Monday, January 16, 2006

on DADA and its history

annotated: 2 articles from DADA

1. Lista, Marcella. ‘Raoul Hausmann’s Optophone” ‘Universal Language’ and the Intermedia’

Lista looks at Hausmann’s interest in creating a machine that would convert sounds into images and images into sound as part of his vision which included a ‘sensory revolution based on a haptic or touch-based perception of the world’ and a new art of light and sound (84). He wanted, through art and the use of electricity to convert light and sound, to form a new understanding of both history and modernity. ‘The Dadasoph’s [Hausmmann’s] appropriation of the raw materials of light and sound places the question of language at the core of physiological experience, understood as a ‘translation’ process carried out by the senses’ (91). As a forward-thinking artist, Hausmann is interested in sensorial effects in both literal and metaphorical ways; the technology of conversion was a means toward perceiving not only light and sound and language, but experience, in new ways.



2. Pierre, Arnauld. ‘The ‘Confrontation of Modern Values’: A Moral History of Dada in Paris’
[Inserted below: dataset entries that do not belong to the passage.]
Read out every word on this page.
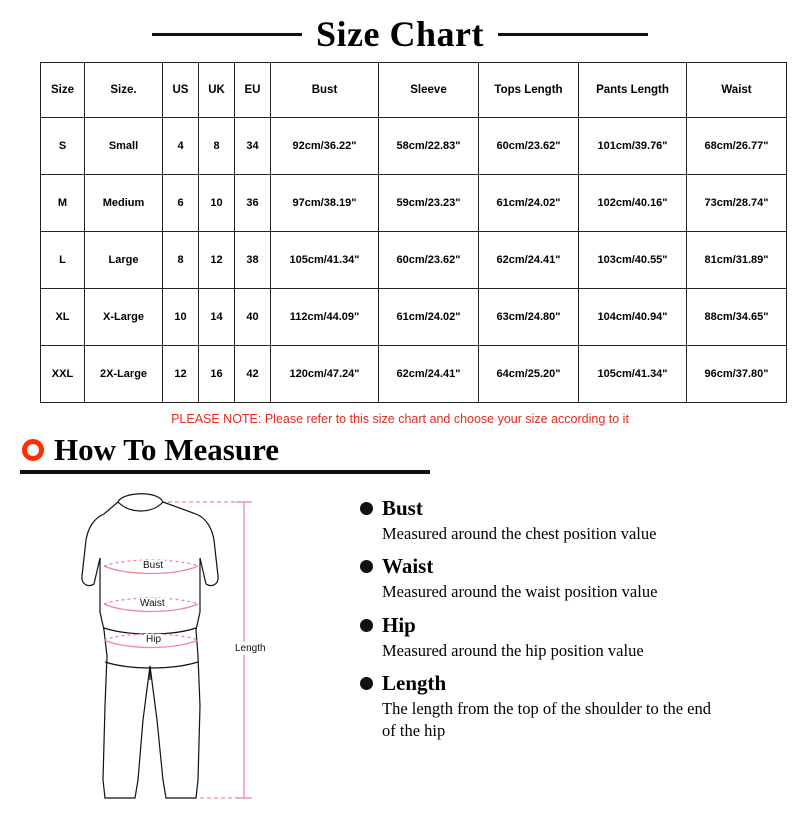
Size Chart
Size	Size.	US	UK	EU	Bust	Sleeve	Tops Length	Pants Length	Waist
S	Small	4	8	34	92cm/36.22"	58cm/22.83"	60cm/23.62"	101cm/39.76"	68cm/26.77"
M	Medium	6	10	36	97cm/38.19"	59cm/23.23"	61cm/24.02"	102cm/40.16"	73cm/28.74"
L	Large	8	12	38	105cm/41.34"	60cm/23.62"	62cm/24.41"	103cm/40.55"	81cm/31.89"
XL	X-Large	10	14	40	112cm/44.09"	61cm/24.02"	63cm/24.80"	104cm/40.94"	88cm/34.65"
XXL	2X-Large	12	16	42	120cm/47.24"	62cm/24.41"	64cm/25.20"	105cm/41.34"	96cm/37.80"
PLEASE NOTE: Please refer to this size chart and choose your size according to it
How To Measure
Bust
Waist
Hip
Length
Bust
Measured around the chest position value
Waist
Measured around the waist position value
Hip
Measured around the hip position value
Length
The length from the top of the shoulder to the end of the hip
Pierre here gives a narrative of the momentary coming together and the ultimate splitting of Dada from its contemporary other modernist ‘schools’. The essay begins with the organization of gatherings organized by Breton and others in 1922 intended to bring innovative artists together under an umbrella of common values. Although he notes that this may have been the beginning of the end, he spends time looking at the specific work of the various ‘schools’ and where they intersect with the idea of l’espirit nouveau—a unifying theme coming from Apoollinaire. Tzara though soon claimed Dada distinct from the others though at the time it ‘appeared to be less a movement with a specific identity than a consortium for ‘modern international activity’ (243) and was evident in the various journals and activities in which artists and styles mixed and mingled. Ultimately the rifts between artists and groups grew and Dada particularly refused ‘refused to be labeled ‘modern’’ as a question of survival (250) in part to distance itself from any sense of commercialism or consumerism in the practice of art. Eventually, Breton and others who had worked to unify the arts, decisively broke with Dada, Picabia recognized the loss of spirit and Dada’s move to become a ‘school’ (252), and whether or not aesthetics sometimes gave a common theme to the work, the unifying theme of l’espirit nouveau no longer held these groups together.